Hong Kong may see a slight rebound in Covid infections after the Easter holiday, but it will likely remain in three-digit figures as the SAR yesterday reported 613 infections and 20 deaths.
With the daily caseload dropping below 800 for the third day in a row, the Centre for Health Protection's principal medical and health officer, Albert Au Ka-wing, said the fifth wave has been cooling down slowly, while the vast majority of imported cases were picked up at the airport and quarantine hotels.
"However, the daily infection caseload remains at a relatively high level.

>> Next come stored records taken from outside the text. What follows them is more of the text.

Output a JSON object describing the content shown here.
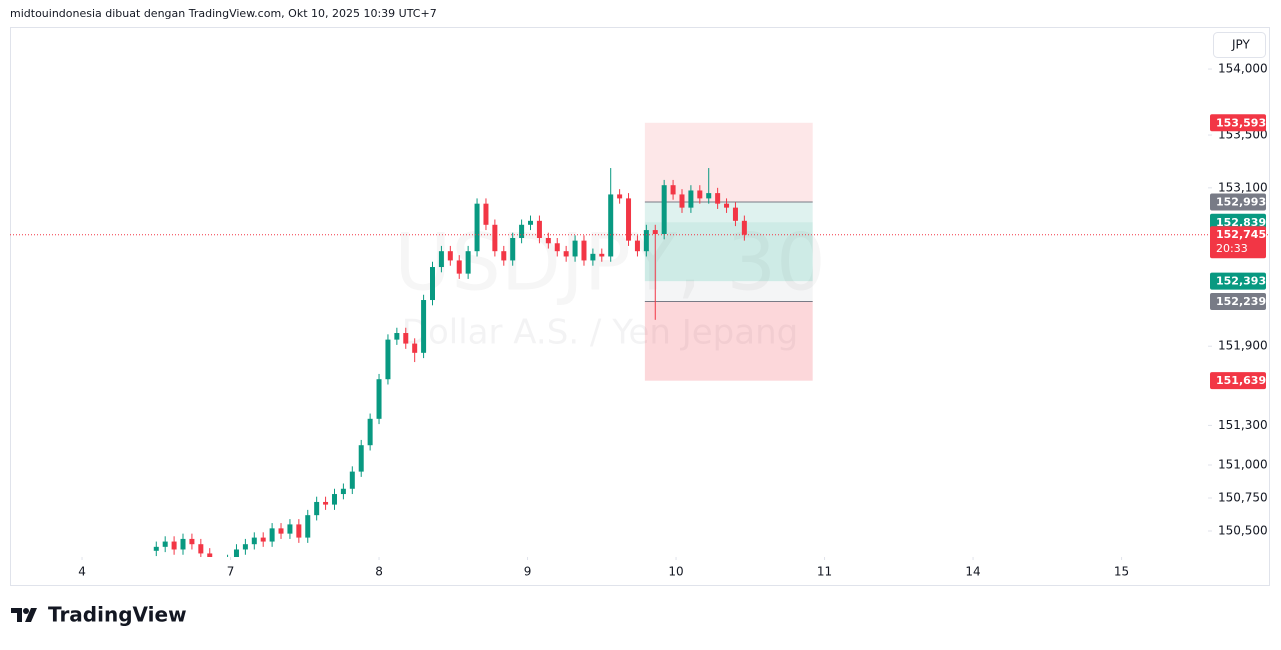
{
  "chart_data": {
    "type": "candlestick",
    "title": "midtouindonesia dibuat dengan TradingView.com, Okt 10, 2025 10:39 UTC+7",
    "symbol": "USDJPY, 30",
    "description": "Dollar A.S. / Yen Jepang",
    "currency": "JPY",
    "brand": "TradingView",
    "up_color": "#089981",
    "down_color": "#f23645",
    "xlim": [
      -0.485,
      7.582
    ],
    "xticks": [
      {
        "value": 0,
        "label": "4"
      },
      {
        "value": 1,
        "label": "7"
      },
      {
        "value": 2,
        "label": "8"
      },
      {
        "value": 3,
        "label": "9"
      },
      {
        "value": 4,
        "label": "10"
      },
      {
        "value": 5,
        "label": "11"
      },
      {
        "value": 6,
        "label": "14"
      },
      {
        "value": 7,
        "label": "15"
      }
    ],
    "ylim": [
      150.303,
      154.311
    ],
    "yticks": [
      {
        "value": 154.0,
        "label": "154,000"
      },
      {
        "value": 153.5,
        "label": "153,500"
      },
      {
        "value": 153.1,
        "label": "153,100"
      },
      {
        "value": 151.9,
        "label": "151,900"
      },
      {
        "value": 151.3,
        "label": "151,300"
      },
      {
        "value": 151.0,
        "label": "151,000"
      },
      {
        "value": 150.75,
        "label": "150,750"
      },
      {
        "value": 150.5,
        "label": "150,500"
      }
    ],
    "x": [
      0.5,
      0.56,
      0.62,
      0.68,
      0.74,
      0.8,
      0.86,
      0.92,
      0.98,
      1.04,
      1.1,
      1.16,
      1.22,
      1.28,
      1.34,
      1.4,
      1.46,
      1.52,
      1.58,
      1.64,
      1.7,
      1.76,
      1.82,
      1.88,
      1.94,
      2.0,
      2.06,
      2.12,
      2.18,
      2.24,
      2.3,
      2.36,
      2.42,
      2.48,
      2.54,
      2.6,
      2.66,
      2.72,
      2.78,
      2.84,
      2.9,
      2.96,
      3.02,
      3.08,
      3.14,
      3.2,
      3.26,
      3.32,
      3.38,
      3.44,
      3.5,
      3.56,
      3.62,
      3.68,
      3.74,
      3.8,
      3.86,
      3.92,
      3.98,
      4.04,
      4.1,
      4.16,
      4.22,
      4.28,
      4.34,
      4.4,
      4.46
    ],
    "ohlc": [
      [
        150.35,
        150.42,
        150.31,
        150.38
      ],
      [
        150.38,
        150.46,
        150.34,
        150.42
      ],
      [
        150.42,
        150.46,
        150.32,
        150.36
      ],
      [
        150.36,
        150.48,
        150.32,
        150.44
      ],
      [
        150.44,
        150.48,
        150.36,
        150.4
      ],
      [
        150.4,
        150.44,
        150.29,
        150.33
      ],
      [
        150.33,
        150.37,
        150.21,
        150.25
      ],
      [
        150.25,
        150.29,
        150.18,
        150.22
      ],
      [
        150.22,
        150.32,
        150.18,
        150.28
      ],
      [
        150.28,
        150.4,
        150.24,
        150.36
      ],
      [
        150.36,
        150.44,
        150.32,
        150.4
      ],
      [
        150.4,
        150.49,
        150.36,
        150.45
      ],
      [
        150.45,
        150.49,
        150.38,
        150.42
      ],
      [
        150.42,
        150.56,
        150.38,
        150.52
      ],
      [
        150.52,
        150.56,
        150.44,
        150.48
      ],
      [
        150.48,
        150.59,
        150.44,
        150.55
      ],
      [
        150.55,
        150.59,
        150.41,
        150.45
      ],
      [
        150.45,
        150.66,
        150.41,
        150.62
      ],
      [
        150.62,
        150.76,
        150.58,
        150.72
      ],
      [
        150.72,
        150.76,
        150.66,
        150.7
      ],
      [
        150.7,
        150.82,
        150.66,
        150.78
      ],
      [
        150.78,
        150.86,
        150.74,
        150.82
      ],
      [
        150.82,
        150.99,
        150.78,
        150.95
      ],
      [
        150.95,
        151.19,
        150.91,
        151.15
      ],
      [
        151.15,
        151.39,
        151.11,
        151.35
      ],
      [
        151.35,
        151.69,
        151.31,
        151.65
      ],
      [
        151.65,
        151.99,
        151.61,
        151.95
      ],
      [
        151.95,
        152.04,
        151.91,
        152.0
      ],
      [
        152.0,
        152.04,
        151.88,
        151.92
      ],
      [
        151.92,
        151.96,
        151.78,
        151.85
      ],
      [
        151.85,
        152.29,
        151.81,
        152.25
      ],
      [
        152.25,
        152.54,
        152.21,
        152.5
      ],
      [
        152.5,
        152.66,
        152.46,
        152.62
      ],
      [
        152.62,
        152.66,
        152.51,
        152.55
      ],
      [
        152.55,
        152.59,
        152.41,
        152.45
      ],
      [
        152.45,
        152.66,
        152.41,
        152.62
      ],
      [
        152.62,
        153.02,
        152.58,
        152.98
      ],
      [
        152.98,
        153.02,
        152.78,
        152.82
      ],
      [
        152.82,
        152.86,
        152.58,
        152.62
      ],
      [
        152.62,
        152.66,
        152.51,
        152.55
      ],
      [
        152.55,
        152.76,
        152.51,
        152.72
      ],
      [
        152.72,
        152.86,
        152.68,
        152.82
      ],
      [
        152.82,
        152.89,
        152.78,
        152.85
      ],
      [
        152.85,
        152.89,
        152.68,
        152.72
      ],
      [
        152.72,
        152.76,
        152.64,
        152.68
      ],
      [
        152.68,
        152.72,
        152.58,
        152.62
      ],
      [
        152.62,
        152.66,
        152.54,
        152.58
      ],
      [
        152.58,
        152.74,
        152.54,
        152.7
      ],
      [
        152.7,
        152.74,
        152.51,
        152.55
      ],
      [
        152.55,
        152.64,
        152.51,
        152.6
      ],
      [
        152.6,
        152.64,
        152.54,
        152.58
      ],
      [
        152.58,
        153.25,
        152.54,
        153.05
      ],
      [
        153.05,
        153.09,
        152.98,
        153.02
      ],
      [
        153.02,
        153.06,
        152.66,
        152.7
      ],
      [
        152.7,
        152.74,
        152.58,
        152.62
      ],
      [
        152.62,
        152.82,
        152.58,
        152.78
      ],
      [
        152.78,
        152.82,
        152.1,
        152.75
      ],
      [
        152.75,
        153.16,
        152.71,
        153.12
      ],
      [
        153.12,
        153.16,
        153.01,
        153.05
      ],
      [
        153.05,
        153.09,
        152.91,
        152.95
      ],
      [
        152.95,
        153.12,
        152.91,
        153.08
      ],
      [
        153.08,
        153.12,
        152.98,
        153.02
      ],
      [
        153.02,
        153.25,
        152.98,
        153.06
      ],
      [
        153.06,
        153.1,
        152.94,
        152.98
      ],
      [
        152.98,
        153.02,
        152.91,
        152.95
      ],
      [
        152.95,
        152.99,
        152.81,
        152.85
      ],
      [
        152.85,
        152.89,
        152.7,
        152.745
      ]
    ],
    "zone_x": [
      3.79,
      4.92
    ],
    "zones": [
      {
        "from": 153.593,
        "to": 152.993,
        "color": "rgba(242,54,69,0.12)"
      },
      {
        "from": 152.993,
        "to": 152.393,
        "color": "rgba(8,153,129,0.13)"
      },
      {
        "from": 152.839,
        "to": 152.393,
        "color": "rgba(8,153,129,0.08)"
      },
      {
        "from": 152.393,
        "to": 152.239,
        "color": "rgba(120,123,134,0.08)"
      },
      {
        "from": 152.239,
        "to": 151.639,
        "color": "rgba(242,54,69,0.2)"
      }
    ],
    "current_price": 152.745,
    "price_labels": [
      {
        "value": 153.593,
        "label": "153,593",
        "color": "#f23645"
      },
      {
        "value": 152.993,
        "label": "152,993",
        "color": "#787b86"
      },
      {
        "value": 152.839,
        "label": "152,839",
        "color": "#089981"
      },
      {
        "value": 152.745,
        "label": "152,745",
        "color": "#f23645",
        "countdown": "20:33"
      },
      {
        "value": 152.393,
        "label": "152,393",
        "color": "#089981"
      },
      {
        "value": 152.239,
        "label": "152,239",
        "color": "#787b86"
      },
      {
        "value": 151.639,
        "label": "151,639",
        "color": "#f23645"
      }
    ]
  }
}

As more people head outside during the [Easter] holiday, there may be a small-scale rebound," he said.
Of the 613 cases, 13 were imported, including a 10-year-old girl who arrived from Canada via Tokyo on April 5 and tested positive after completing the seven-day hotel quarantine.
But Au said she had likely tested positive from a previous infection, adding that the three family members she had arrived with tested negative.
He said Hong Kong has recently seen around 10 imported cases every day - around 1 percent of daily arrivals. Two thirds were detected in the airport and most of the remainder were picked up in quarantine hotels. So far, only four have tested positive after completing hotel quarantine, including the 10-year-old girl.
But Au announced that two flight routes - Turkish Airlines' TK083 from Istanbul via Bangkok and Malaysia Airlines' MH072 from Kuala Lumpur - will be banned from today until Monday, after both had more than three passengers testing positive on arrival.
That came as infectious disease expert Ivan Hung Fan-ngai said mainland pharmaceutical firms, Sinopharm and Sinovac, are developing second generation
vaccines that target the fast-spreading Omicron variant.
Both firms will recruit 1,800 Hongkongers for the clinical trials of the new jabs. He said the studies will begin mid next month, and the data is expected to be published in half a year.
Hung also said around 3 percent of local patients suffer from long
Covid, but the proportion is much lower than the 10 to 20 percent overseas as most of the local patients were sent to hospitals at an early stage.
This came as the Society for Community Organization received about 100 requests for assistance from people at the grassroots who are still suffering from long
Covid symptoms, such as chronic cough, shortness of breath and indigestion.
A waitress diagnosed in mid-February suffered from a persistent cough after recovery. She said her daily life was severely affected as she has shortness of breath just by walking up a few stairs or talking loudly.
She is worried the symptoms will affect her job in the long run and that she no longer works long hours.